Scott wasn’t giving up
yet, though. He leaned forward, reaching inside the compartment beneath his
chair for the spare liner each astronaut had and pulled it out.
“Marty,” he said, unfolding
the liner, “the only thing we can do is try to block out as much sunlight as
possible with our liners. That way, when we open the hatch, the whole ship
won’t go up in flames! Here, give me a hand. If we can stretch it out enough,
maybe we can make a screen of it. It won’t have to cover up everything, just
the stuff that might give us trouble.”
Marty helped Scott
stretch the liner across the cabin, then reached beneath the chair for his own.
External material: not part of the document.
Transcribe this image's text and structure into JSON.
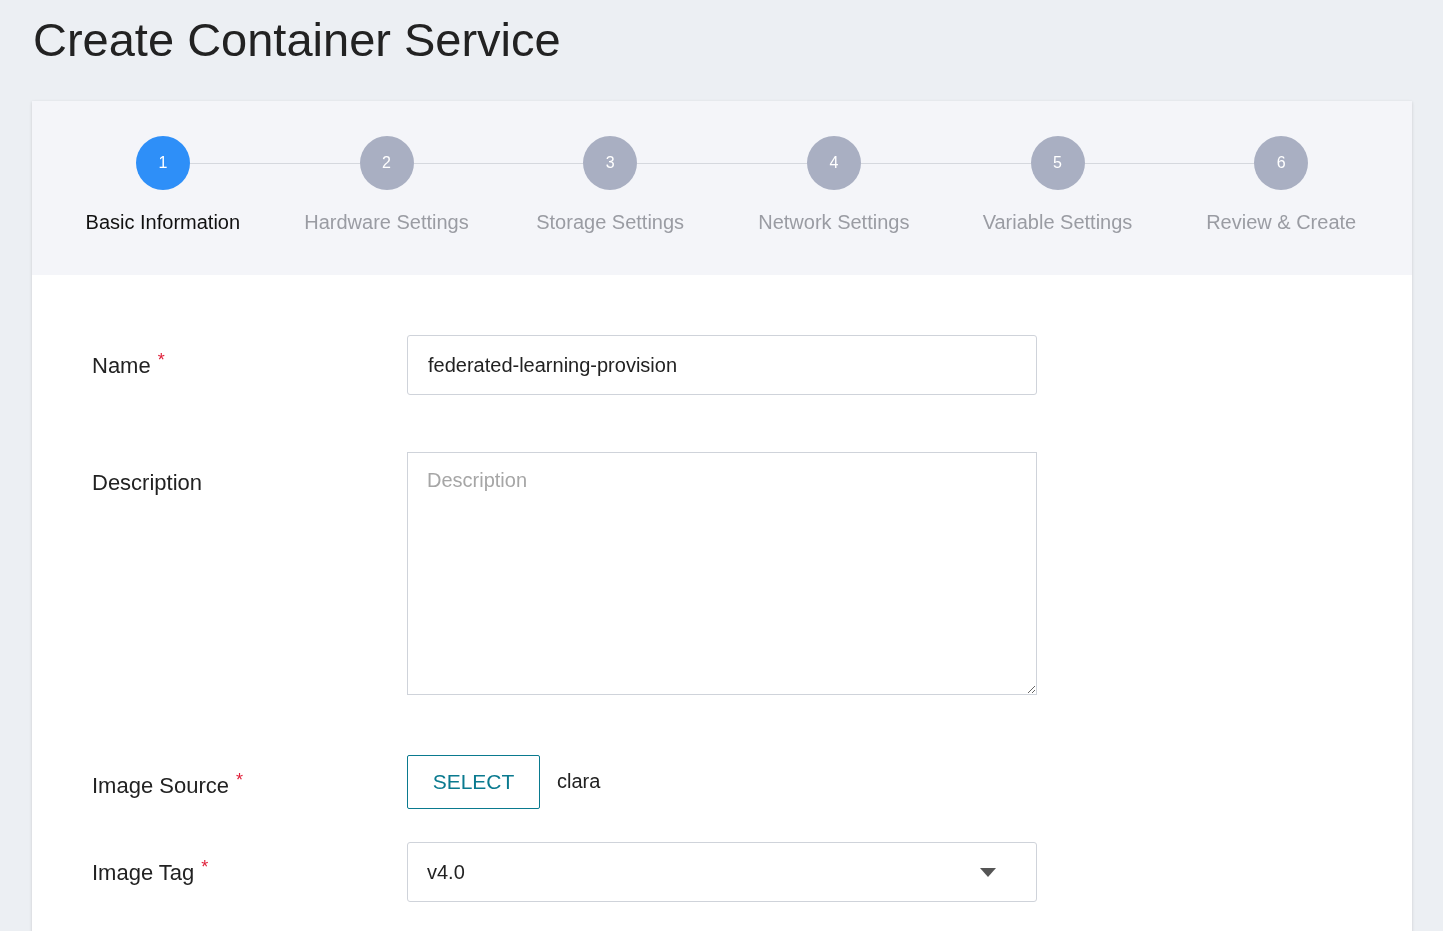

The two, when used together, covered nearly everything in the cabin, jutting
awkwardly here and there, but offering enough protection to shield the consoles
and chairs from the Sun.
“There.... That should
do it,” Scott said with a note of finality. He slid around the liner and tugged
it back in place as Marty squeezed in behind him. The stiff, but lightweight
material looked almost like a wall of heavy tinfoil pinioned as it was from
cushion to console, the shiny outer surface wrinkled and sagging across the
area, conforming to the contours of the objects it covered, yet reassured the
astronauts that another fire would not break out and possibly damage the
wiring. They looked back at the completed sunscreen with moderate approval.
“Ready to try again?”
Scott asked.
“Roger. Ready when you
are,” Marty answered. “But, take it easy when you open the hatch. I want to
have time to react in case this doesn’t work.”
“It will, Marty. It
will. Have confidence.... Stimson? We’re ready. We’re going to give it another
try.”
“Roger.... We read
you, Scott. Be careful. There’s no telling what else might happen. It’s more
important to get you back alive than to lose you in some foolhardy stunt. Don’t
take any chances. If it’s not going to work, don’t push it. Maybe we can come
up with another idea back here.”
“Thanks for the warning,
John, but you can be sure we....”
“Scott?” The voice was
a woman’s. Barbara Jennings, Scott’s wife, had crossed the room to Stimson’s
control panel and stood bravely at the desk, trying to conceal her fear. Her
eyes were tear-stained, reddened, as she understood the risk of the venture
they were about to embark upon. Their very lives were at stake.